MIGRATIONSHINTERGRUND - WANN? WER? WESHALB? WIEVIELE? - Mit Rückblick bis in die Zeit von "damals" ...
MIGRATIONSHINTERGRUND
Ein Begriff, viele Definitionen
Quelle: Statistisches Bundesamt 2020
Der Begriff Migrationshintergrund wird seit der Jahrtausendwende vermehrt genutzt, um Zugewanderte und ihre Nachkommen zu beschreiben. Seit 2002 werden für die nationale Auswertung der PISA-Studien „Jugendliche mit Migrationshintergrund“ abgegrenzt, bei denen „mindestens ein (1) Elternteil nicht in Deutschland geboren wurde“. Ab 2001 arbeiteten auch Kommunalstatistikerinnen und Kommunalstatistiker daran, mithilfe der Melderegister einen „Zuwanderungshintergrund“ abzuleiten. Das Statistische Bundesamt begann 2006, einen Migrationshintergrund auf Basis des Mikrozensus 2005 auszuweisen, die neuen migrationsbezogenen Merkmale enthielt. Bis zu diesem Zeitpunkt bestand kein Konsens, wie ein Migrationshintergrund in einer Repräsentativstatistik zu definieren ist. Ziel war eine flexible und transparente Definition, die zur Diskussion gestellt wurde. Parallel etablierten sich weitere Definitionen eines Migrationshintergrunds in den Kommunalstatistiken, im Sozialgesetzbuch Drittes Buch (SGB III) sowie den Teilhabegesetzen der Länder Nordrhein-Westfalen und Berlin. Auch mit dem Zensus 2011 wurde ein Migrationshintergrund abgegrenzt, der jedoch nur Zuzüge ab 1956 berücksichtigt.
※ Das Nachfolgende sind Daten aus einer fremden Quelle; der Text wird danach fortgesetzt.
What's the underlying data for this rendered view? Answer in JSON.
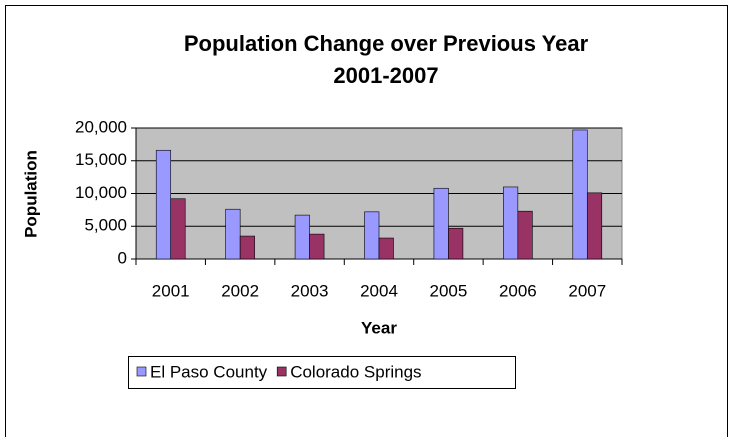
{
  "chart_data": {
    "type": "bar",
    "title": [
      "Population Change over Previous Year",
      "2001-2007"
    ],
    "xlabel": "Year",
    "ylabel": "Population",
    "categories": [
      "2001",
      "2002",
      "2003",
      "2004",
      "2005",
      "2006",
      "2007"
    ],
    "series": [
      {
        "name": "El Paso County",
        "color": "#9999ff",
        "values": [
          16600,
          7600,
          6700,
          7200,
          10800,
          11000,
          19700
        ]
      },
      {
        "name": "Colorado Springs",
        "color": "#993366",
        "values": [
          9200,
          3500,
          3800,
          3200,
          4700,
          7300,
          10100
        ]
      }
    ],
    "ylim": [
      0,
      20000
    ],
    "yticks": [
      0,
      {
        "value": 5000,
        "label": "5,000"
      },
      {
        "value": 10000,
        "label": "10,000"
      },
      {
        "value": 15000,
        "label": "15,000"
      },
      {
        "value": 20000,
        "label": "20,000"
      }
    ],
    "grid": true,
    "legend": "bottom"
  }
}
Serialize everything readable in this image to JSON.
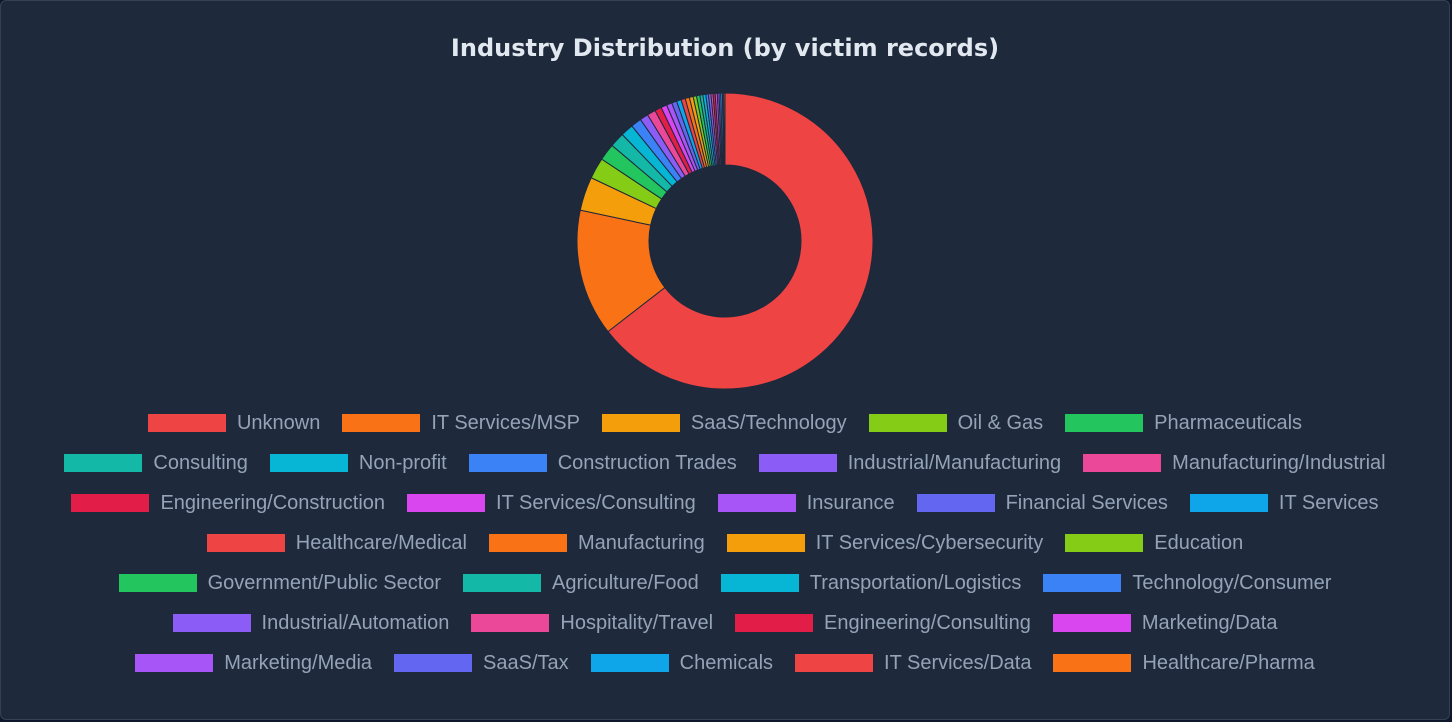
{
  "chart_data": {
    "type": "pie",
    "variant": "donut",
    "title": "Industry Distribution (by victim records)",
    "legend_position": "bottom",
    "slice_border_color": "#1e293b",
    "categories": [
      "Unknown",
      "IT Services/MSP",
      "SaaS/Technology",
      "Oil & Gas",
      "Pharmaceuticals",
      "Consulting",
      "Non-profit",
      "Construction Trades",
      "Industrial/Manufacturing",
      "Manufacturing/Industrial",
      "Engineering/Construction",
      "IT Services/Consulting",
      "Insurance",
      "Financial Services",
      "IT Services",
      "Healthcare/Medical",
      "Manufacturing",
      "IT Services/Cybersecurity",
      "Education",
      "Government/Public Sector",
      "Agriculture/Food",
      "Transportation/Logistics",
      "Technology/Consumer",
      "Industrial/Automation",
      "Hospitality/Travel",
      "Engineering/Consulting",
      "Marketing/Data",
      "Marketing/Media",
      "SaaS/Tax",
      "Chemicals",
      "IT Services/Data",
      "Healthcare/Pharma"
    ],
    "values": [
      140,
      30,
      8,
      5,
      4,
      3.5,
      3,
      2.5,
      2,
      2,
      1.6,
      1.4,
      1.3,
      1.2,
      1.1,
      1,
      1,
      0.9,
      0.8,
      0.8,
      0.7,
      0.7,
      0.6,
      0.6,
      0.5,
      0.5,
      0.5,
      0.4,
      0.4,
      0.4,
      0.3,
      0.3
    ],
    "colors": [
      "#ef4444",
      "#f97316",
      "#f59e0b",
      "#84cc16",
      "#22c55e",
      "#14b8a6",
      "#06b6d4",
      "#3b82f6",
      "#8b5cf6",
      "#ec4899",
      "#e11d48",
      "#d946ef",
      "#a855f7",
      "#6366f1",
      "#0ea5e9",
      "#ef4444",
      "#f97316",
      "#f59e0b",
      "#84cc16",
      "#22c55e",
      "#14b8a6",
      "#06b6d4",
      "#3b82f6",
      "#8b5cf6",
      "#ec4899",
      "#e11d48",
      "#d946ef",
      "#a855f7",
      "#6366f1",
      "#0ea5e9",
      "#ef4444",
      "#f97316"
    ],
    "legend_rows": [
      [
        0,
        1,
        2,
        3,
        4
      ],
      [
        5,
        6,
        7,
        8,
        9
      ],
      [
        10,
        11,
        12,
        13,
        14
      ],
      [
        15,
        16,
        17,
        18
      ],
      [
        19,
        20,
        21,
        22
      ],
      [
        23,
        24,
        25,
        26
      ],
      [
        27,
        28,
        29,
        30,
        31
      ]
    ]
  }
}
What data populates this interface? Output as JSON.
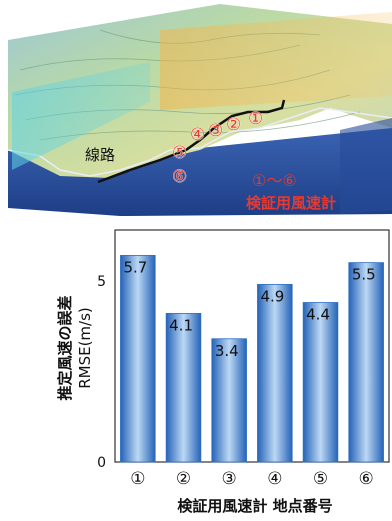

Am Zensus 2011 orientieren sich das aktuelle Integrationsmonitoring der Länder und das Partizipationsgesetz Baden-Württembergs. Zusätzlich existiert der Begriff „Migrationshintergrund“ in der Kinder- und Jugendhilfestatistik, den Schulstatistiken der Länder, sowie in nationalen und internationalen Erhebungen. Seit dem Jahr 2000 führt die Organisation für wirtschaftliche Zusammenarbeit und Entwicklung (OECD) internationale Untersuchungen über die Leistungen von Schülerinnen und Schülern unter dieser Bezeichnung durch. Die Ergebnisse werden seitdem in der Fachserie „Bevölkerung mit Migrationshintergrund“ veröffentlicht (Statistisches Bundesamt, 2020).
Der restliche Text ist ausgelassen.